Woody accompagna Hillel jusque dans la cour de l'école, où il se mêlait à la foule des autres élèves. Mais ce matin-là, le principal Hennings remarqua ce garçon qu'il n'avait encore jamais vu et dont il sut immédiatement qu'il n'était pas un élève de l'école. Il songea au signalement qu'on lui avait donné et prévint la police. Dans la minute qui suivit, une patrouille arriva aux abords de l'école.
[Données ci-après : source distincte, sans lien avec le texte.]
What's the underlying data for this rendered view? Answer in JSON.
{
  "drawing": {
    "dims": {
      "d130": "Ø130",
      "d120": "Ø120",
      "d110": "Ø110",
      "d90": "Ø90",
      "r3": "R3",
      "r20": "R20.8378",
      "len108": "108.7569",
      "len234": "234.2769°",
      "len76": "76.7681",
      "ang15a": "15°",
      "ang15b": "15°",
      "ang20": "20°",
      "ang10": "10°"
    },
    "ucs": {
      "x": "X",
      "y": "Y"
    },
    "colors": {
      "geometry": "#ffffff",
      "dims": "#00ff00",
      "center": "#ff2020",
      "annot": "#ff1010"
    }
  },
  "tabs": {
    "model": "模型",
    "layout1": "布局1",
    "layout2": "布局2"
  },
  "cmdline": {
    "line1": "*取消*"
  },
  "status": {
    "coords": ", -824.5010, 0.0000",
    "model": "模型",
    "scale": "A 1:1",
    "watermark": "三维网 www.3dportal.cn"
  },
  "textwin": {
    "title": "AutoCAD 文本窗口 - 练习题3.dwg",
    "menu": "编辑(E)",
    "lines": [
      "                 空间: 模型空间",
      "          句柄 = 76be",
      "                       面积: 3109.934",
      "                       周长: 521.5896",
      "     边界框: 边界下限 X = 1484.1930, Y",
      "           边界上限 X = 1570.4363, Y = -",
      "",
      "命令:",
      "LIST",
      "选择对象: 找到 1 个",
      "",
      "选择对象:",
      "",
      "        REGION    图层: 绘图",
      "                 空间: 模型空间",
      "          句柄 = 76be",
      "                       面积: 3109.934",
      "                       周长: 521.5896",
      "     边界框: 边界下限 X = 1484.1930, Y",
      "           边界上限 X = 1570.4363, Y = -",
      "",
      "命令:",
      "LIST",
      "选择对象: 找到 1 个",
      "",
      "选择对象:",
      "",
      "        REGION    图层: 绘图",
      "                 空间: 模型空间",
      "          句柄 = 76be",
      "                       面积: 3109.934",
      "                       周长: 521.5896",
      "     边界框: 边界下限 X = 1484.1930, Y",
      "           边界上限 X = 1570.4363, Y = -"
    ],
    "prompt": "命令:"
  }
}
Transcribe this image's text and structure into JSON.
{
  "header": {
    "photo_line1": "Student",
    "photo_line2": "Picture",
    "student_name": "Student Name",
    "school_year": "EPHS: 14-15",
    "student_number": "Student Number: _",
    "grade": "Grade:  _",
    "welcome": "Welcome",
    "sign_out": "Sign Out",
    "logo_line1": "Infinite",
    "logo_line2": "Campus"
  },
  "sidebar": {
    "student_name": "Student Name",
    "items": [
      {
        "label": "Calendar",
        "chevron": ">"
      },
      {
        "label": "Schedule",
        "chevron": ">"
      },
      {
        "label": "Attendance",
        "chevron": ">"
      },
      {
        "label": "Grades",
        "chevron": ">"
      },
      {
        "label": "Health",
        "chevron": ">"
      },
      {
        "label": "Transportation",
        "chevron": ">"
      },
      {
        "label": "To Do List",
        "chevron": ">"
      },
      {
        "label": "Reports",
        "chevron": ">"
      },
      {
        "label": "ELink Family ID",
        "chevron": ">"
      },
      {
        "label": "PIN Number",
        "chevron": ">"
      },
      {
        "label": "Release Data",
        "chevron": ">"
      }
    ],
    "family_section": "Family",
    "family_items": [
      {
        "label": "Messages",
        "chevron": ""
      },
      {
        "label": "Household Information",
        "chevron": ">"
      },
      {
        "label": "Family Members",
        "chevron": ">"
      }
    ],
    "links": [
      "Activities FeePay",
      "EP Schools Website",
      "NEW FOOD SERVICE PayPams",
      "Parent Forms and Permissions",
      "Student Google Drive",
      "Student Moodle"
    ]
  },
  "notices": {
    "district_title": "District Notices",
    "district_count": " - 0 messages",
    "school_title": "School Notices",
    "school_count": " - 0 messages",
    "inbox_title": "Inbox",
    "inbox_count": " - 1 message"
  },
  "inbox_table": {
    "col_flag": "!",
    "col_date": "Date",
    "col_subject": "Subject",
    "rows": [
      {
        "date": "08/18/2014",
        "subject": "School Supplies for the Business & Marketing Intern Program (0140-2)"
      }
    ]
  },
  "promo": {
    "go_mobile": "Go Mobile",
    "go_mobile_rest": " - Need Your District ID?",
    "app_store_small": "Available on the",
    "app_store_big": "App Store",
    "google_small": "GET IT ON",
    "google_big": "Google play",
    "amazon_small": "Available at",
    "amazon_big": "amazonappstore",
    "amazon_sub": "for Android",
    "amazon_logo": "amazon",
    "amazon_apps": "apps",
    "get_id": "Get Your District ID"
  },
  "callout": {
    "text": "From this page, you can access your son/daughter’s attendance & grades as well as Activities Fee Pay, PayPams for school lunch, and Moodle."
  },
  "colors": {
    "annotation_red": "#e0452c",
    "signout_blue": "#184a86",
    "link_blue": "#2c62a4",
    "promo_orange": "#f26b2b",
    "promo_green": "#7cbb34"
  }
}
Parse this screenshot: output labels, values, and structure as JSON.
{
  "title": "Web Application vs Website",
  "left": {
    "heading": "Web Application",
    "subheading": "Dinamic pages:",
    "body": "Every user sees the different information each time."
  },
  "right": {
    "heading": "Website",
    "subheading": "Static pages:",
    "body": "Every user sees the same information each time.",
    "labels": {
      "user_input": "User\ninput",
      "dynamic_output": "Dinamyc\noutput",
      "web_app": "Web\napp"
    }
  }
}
Woody la remarqua aussitôt et voulut s'enfuir mais il se cogna contre Hennings.
— Excusez-moi, jeune homme, qui êtes-vous ? demanda Hennings d'un ton sévère en posant une main ferme sur son épaule pour le retenir.
— Cours, Woody ! s'écria Hillel. Sauve-toi !
Woody se dégagea de la main de Hennings et prit ses jambes à son cou. Mais déjà les policiers l'avaient rattrapé et le maîtrisaient. Hillel courut vers eux, en criant : « Laissez-le ! Laissez-le ! Vous n'avez pas le droit ! » Il voulut repousser les policiers mais Hennings s'interposa et le retint. Hillel éclata en sanglots. « Laissez-le ! hurla-t-il aux policiers qui emmenaient Woody. Il n'a rien fait ! Il n'a rien fait ! »
Tous les élèves dans la cour de récréation regardèrent, médusés, Woody être embarqué dans la voiture de police avant que Hennings et les enseignants ne les dispersent en les sommant de regagner leurs classes.
Hillel passa la matinée à pleurer à l'infirmerie. À l'heure du déjeuner, Hennings vint le trouver.
— Allons, mon garçon, va en classe maintenant.
— Pourquoi vous avez fait ça ?
— Le directeur du foyer de Woody m'avait averti que je le verrais probablement ici. Ton ami a fait une fugue, tu comprends ce que cela signifie ? C'est quelque chose de grave.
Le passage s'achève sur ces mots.